Il est l’un des sept prisonniers Mazatecas de l’Assemblée Communautaire d’Eloxochitlán de Flores Magón (1), une municipalité située dans la Sierra Mazateca de Oaxaca. Il est accusé, avec 35 autres membres de l’Assemblée, d’homicide aggravé et de tentative d’homicide sur la base d’une accusation fabriquée de toutes pièces, qui s’appuie sur sept témoignages contradictoires et peu crédibles. Le contexte dans lequel ils ont été accusés est le résultat d’un conflit sociopolitique que la communauté d’Eloxochitlán connaît depuis huit ans, pour avoir défendu ses formes d’organisation interne et d’élection des représentants, or un groupe de caciques a tenté d’imposer le système des partis politiques et a pillé nos ressources naturelles.
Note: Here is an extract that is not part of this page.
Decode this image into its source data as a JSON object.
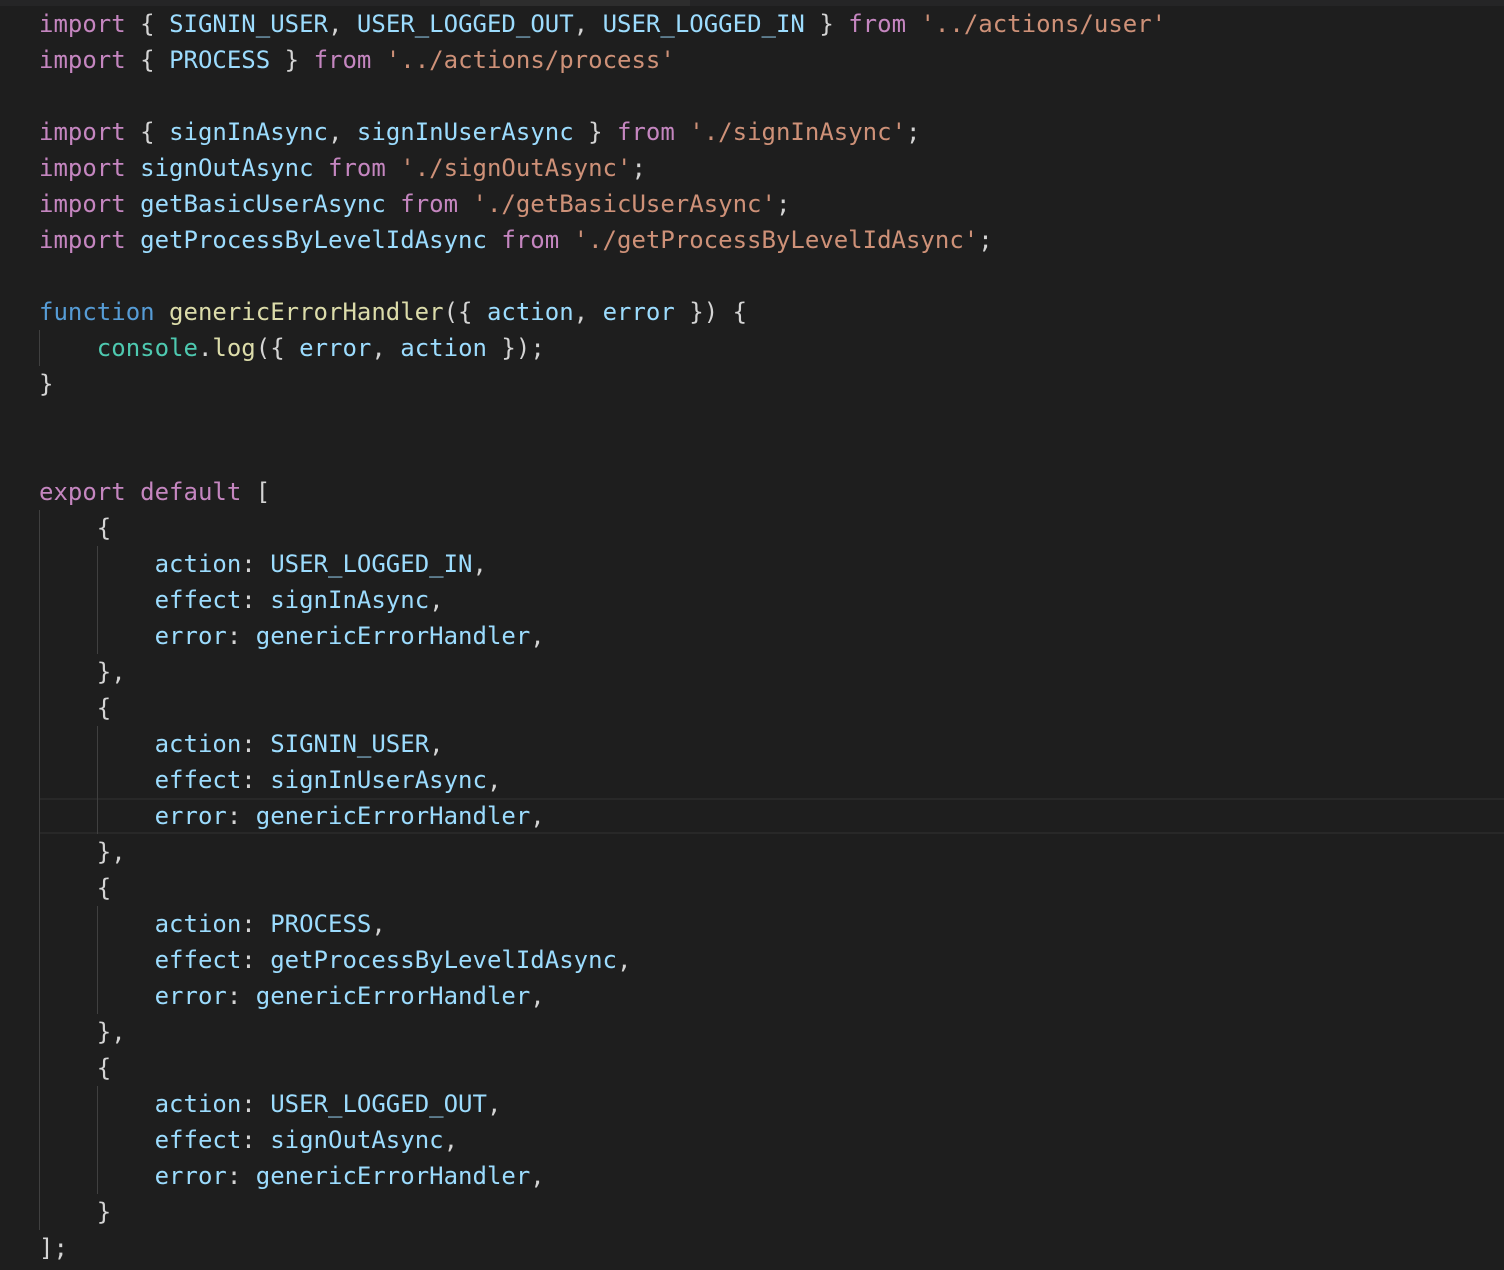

L’Assemblée communautaire s’y est opposée et, de ce fait, le harcèlement, la répression, les déplacements forcés, la confiscation, la violence et la fabrication de crimes contre les personnes qui composent l’assemblée ont augmenté ces dernières années.
Cela a été constant jusqu’au 14 décembre 2014, date à laquelle l’Assemblée Communautaire, en collaboration avec le conseil municipal, a tenté d’organiser une assemblée pour élire un représentant traditionnel de la communauté, qui a été attaqué par le groupe de caciques faisant usage d’armes à feu et blessant 8 personnes, alors que le Conseil municipal arrêtait l’un des agresseurs, Manuel Zepeda Lagunas, fils de Manuel Zepeda Cortés, (l’un des principaux répresseurs). Celui-ci a été remis vivant aux autorités afin de poursuivre l’enquête correspondante. Quelques heures plus tard, ceux qui ont remis Manuel Zepeda Lagunas, y compris la police municipale et le président municipal (autorités élues par l’Assemblée), ont été arrêtés et transférés dans une prison à Oaxaca sans en connaître la raison. À partir de ce moment, des mandats d’arrêt, des déplacements forcés et des violences accrues contre les membres de la communauté ont commencé, accusés de la mort de Manuel Zepeda Lagunas (une mort encore incertaine, puisqu’il a été remis vivant aux autorités de l’état).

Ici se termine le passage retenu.